The first English translation of Milán Füst's The Unhappy, a drama that revolves around the enigmatic figure of an educated iconoclast who prefers to enjoy life on the fringes of society, will be read in Budapest this Sunday.
Milán Füst (1888–1967) was a prolific and influential Hungarian writer, most famous for his novel The Story of My Wife, which is also available in English. His experiences as a dramatist were frustrating, so he wrote few plays. The few pieces he produced for the stage, though, were quite lively and often ahead of their time.
A case in point is The Unhappy. He wrote it in 1914, and soon afterwards he presented a reading of the work for a small audience of artists and friends. The praise of his peers was unanimous. Yet, everyone agreed that there was little chance of staging the play. The theme was too risqué, the topics taboo, and the tone much too dark. Theatre culture at the time was geared almost exclusively toward ″light entertainment.″
Consequently, The Unhappy was neglected and forgotten, until being ″discovered″ in the 1960s. Ever since, it has proved extremely popular with theatres and audiences. Due to its staging history and its unconventional use of everyday speech, most regard the play as a proto-modern realistic drama. Still, it also has elements of absurdity and black humor.

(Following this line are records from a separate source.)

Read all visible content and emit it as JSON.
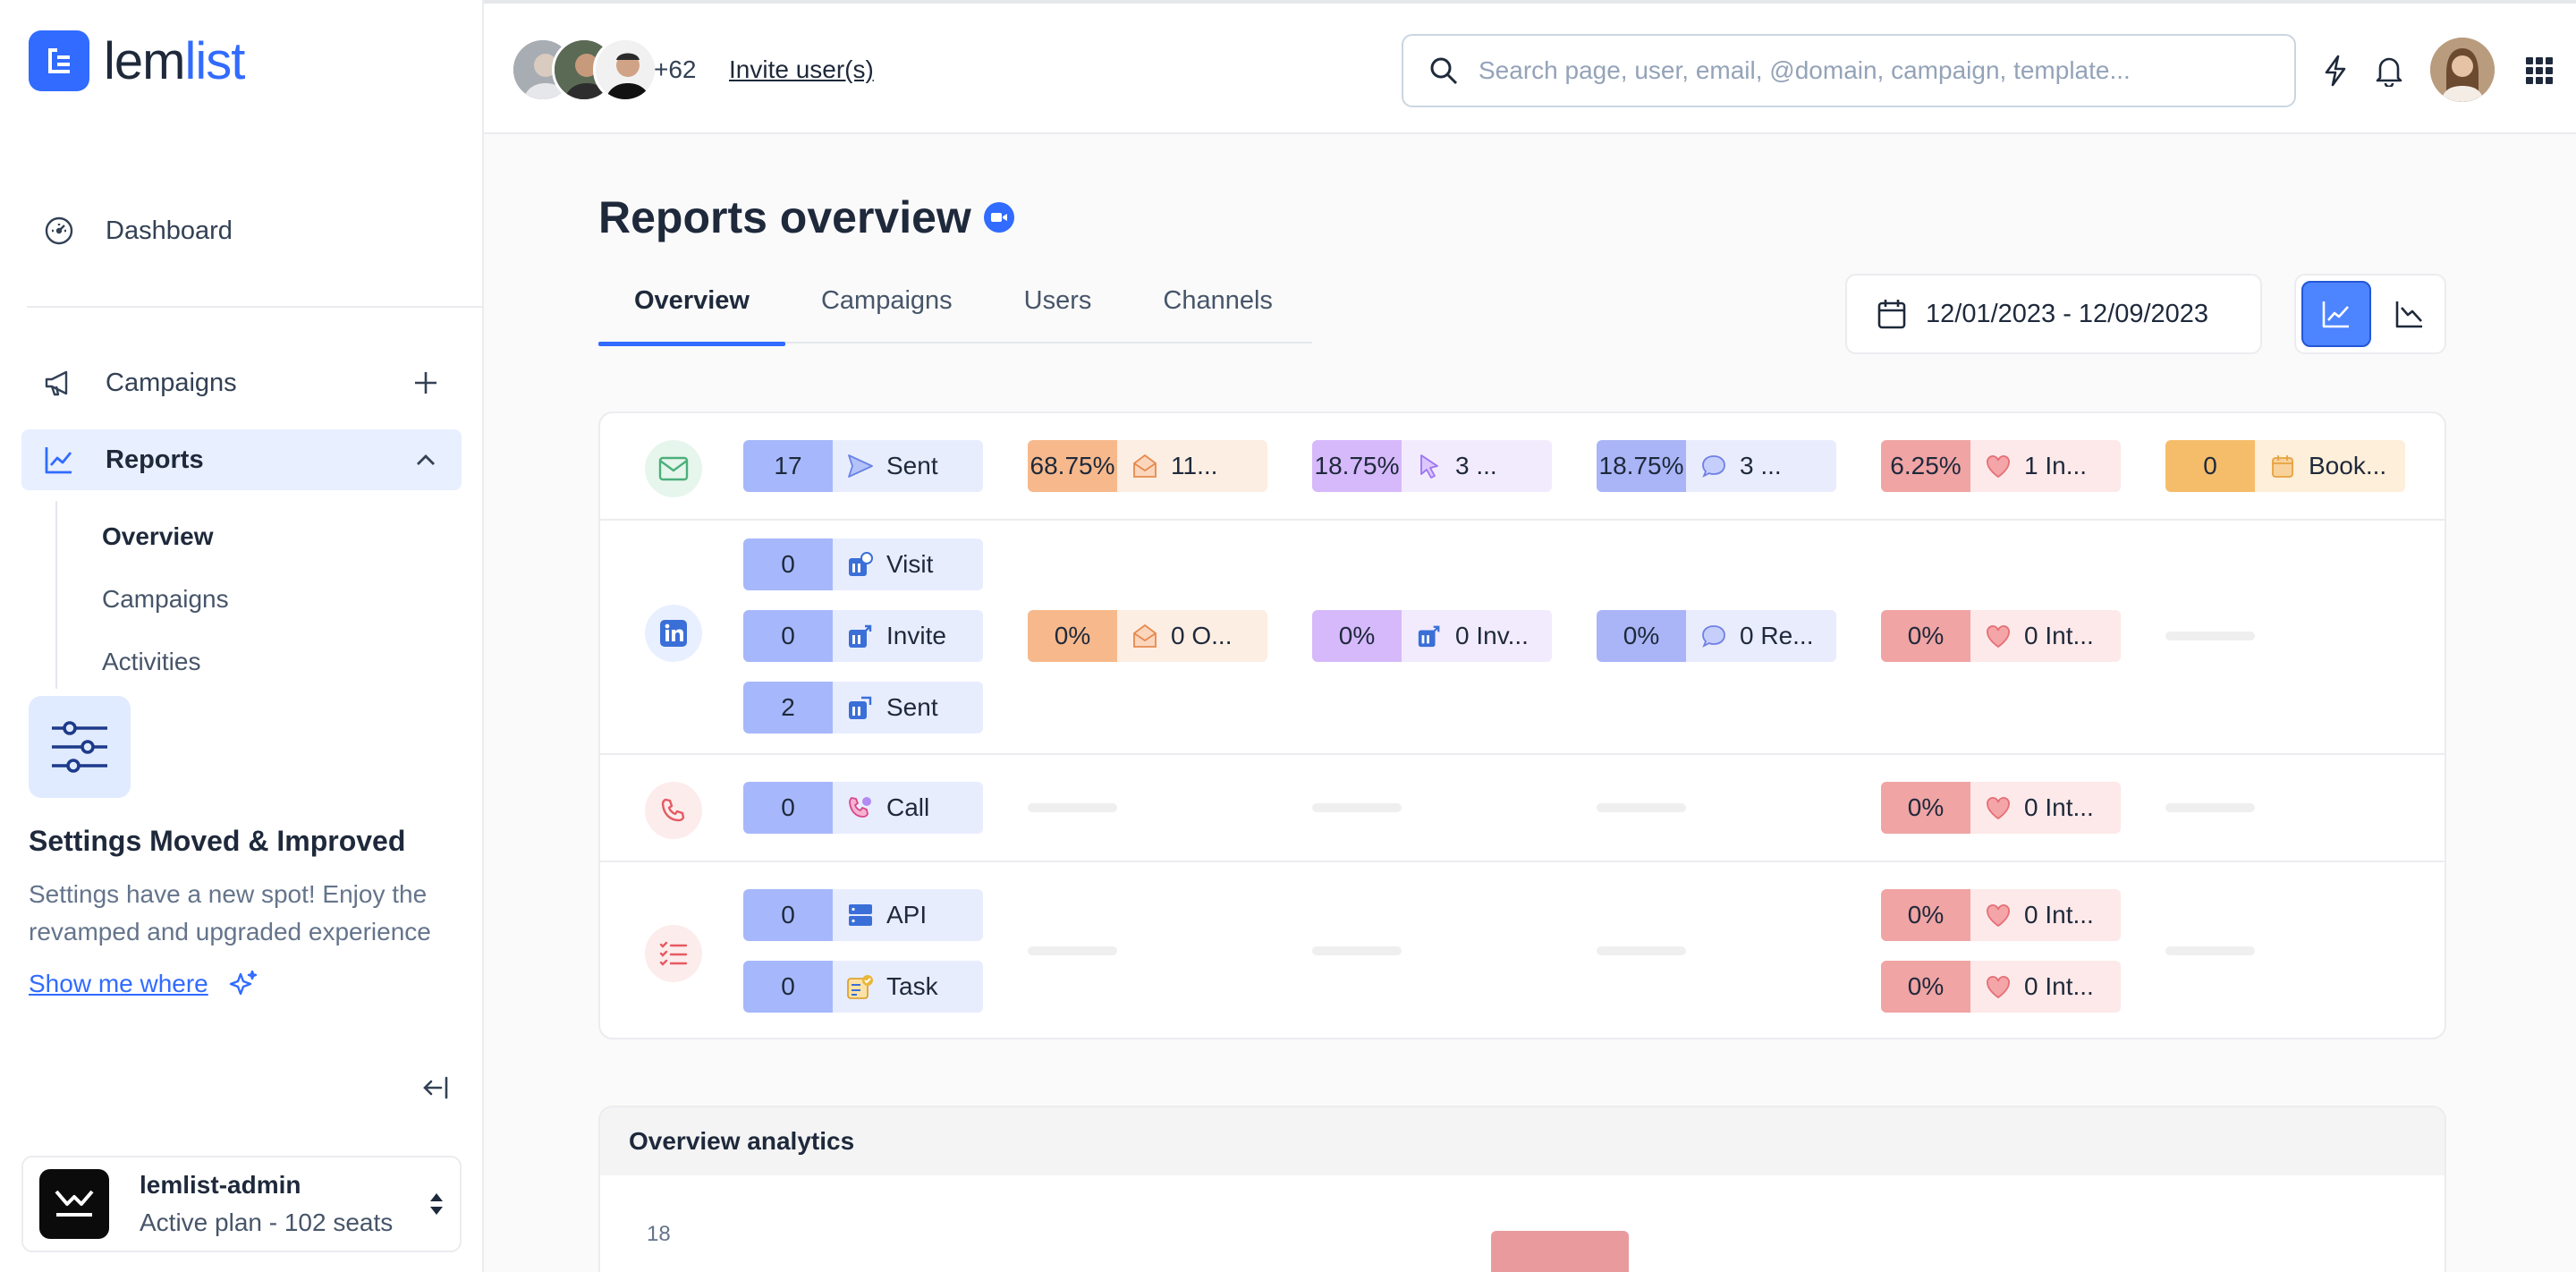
{
  "brand": {
    "name_part1": "lem",
    "name_part2": "list",
    "accent": "#316bff"
  },
  "sidebar": {
    "dashboard": "Dashboard",
    "campaigns": "Campaigns",
    "reports": "Reports",
    "sub_items": [
      "Overview",
      "Campaigns",
      "Activities"
    ],
    "settings_card": {
      "title": "Settings Moved & Improved",
      "desc": "Settings have a new spot! Enjoy the revamped and upgraded experience",
      "link": "Show me where"
    },
    "account": {
      "name": "lemlist-admin",
      "plan": "Active plan - 102 seats"
    }
  },
  "topbar": {
    "extra_users": "+62",
    "invite": "Invite user(s)",
    "search_placeholder": "Search page, user, email, @domain, campaign, template..."
  },
  "main": {
    "title": "Reports overview",
    "tabs": [
      "Overview",
      "Campaigns",
      "Users",
      "Channels"
    ],
    "date_range": "12/01/2023 - 12/09/2023"
  },
  "stats": {
    "email": {
      "sent": {
        "value": "17",
        "label": "Sent"
      },
      "opened": {
        "value": "68.75%",
        "label": "11..."
      },
      "clicked": {
        "value": "18.75%",
        "label": "3 ..."
      },
      "replied": {
        "value": "18.75%",
        "label": "3 ..."
      },
      "interested": {
        "value": "6.25%",
        "label": "1 In..."
      },
      "booked": {
        "value": "0",
        "label": "Book..."
      }
    },
    "linkedin": {
      "visit": {
        "value": "0",
        "label": "Visit"
      },
      "invite": {
        "value": "0",
        "label": "Invite"
      },
      "sent": {
        "value": "2",
        "label": "Sent"
      },
      "opened": {
        "value": "0%",
        "label": "0 O..."
      },
      "invites": {
        "value": "0%",
        "label": "0 Inv..."
      },
      "replied": {
        "value": "0%",
        "label": "0 Re..."
      },
      "interested": {
        "value": "0%",
        "label": "0 Int..."
      }
    },
    "call": {
      "call": {
        "value": "0",
        "label": "Call"
      },
      "interested": {
        "value": "0%",
        "label": "0 Int..."
      }
    },
    "tasks": {
      "api": {
        "value": "0",
        "label": "API"
      },
      "task": {
        "value": "0",
        "label": "Task"
      },
      "api_interested": {
        "value": "0%",
        "label": "0 Int..."
      },
      "task_interested": {
        "value": "0%",
        "label": "0 Int..."
      }
    }
  },
  "analytics": {
    "title": "Overview analytics",
    "y_tick": "18"
  }
}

Place: a Hungarian city. Time: 1914. The story revolves around the enigmatic figure of Vilmos, an educated, but iconoclastic man from a poor background who prefers to enjoy life on the fringes of society. Embarrassed by his family, he does little to assist his prostitute sister and hypochondriac mother. Meanwhile, he drives his lover Rosa to despair with his infidelities, so she contrives to take his new young lover Vilma under their roof to prevent him from ″running around.″ Eventually, Vilmos’s callousness and selfishness grow to unbearable proportions, and the women in his life decide he must be stopped...
The drama was translated by Patrick Mark Mullowney, winner of the 2015 Milán Füst Foundation Grant. The reading will take place this Sunday, May 15, at 5 pm, at 9 Király Street (Dover Language Club). Entrance is free.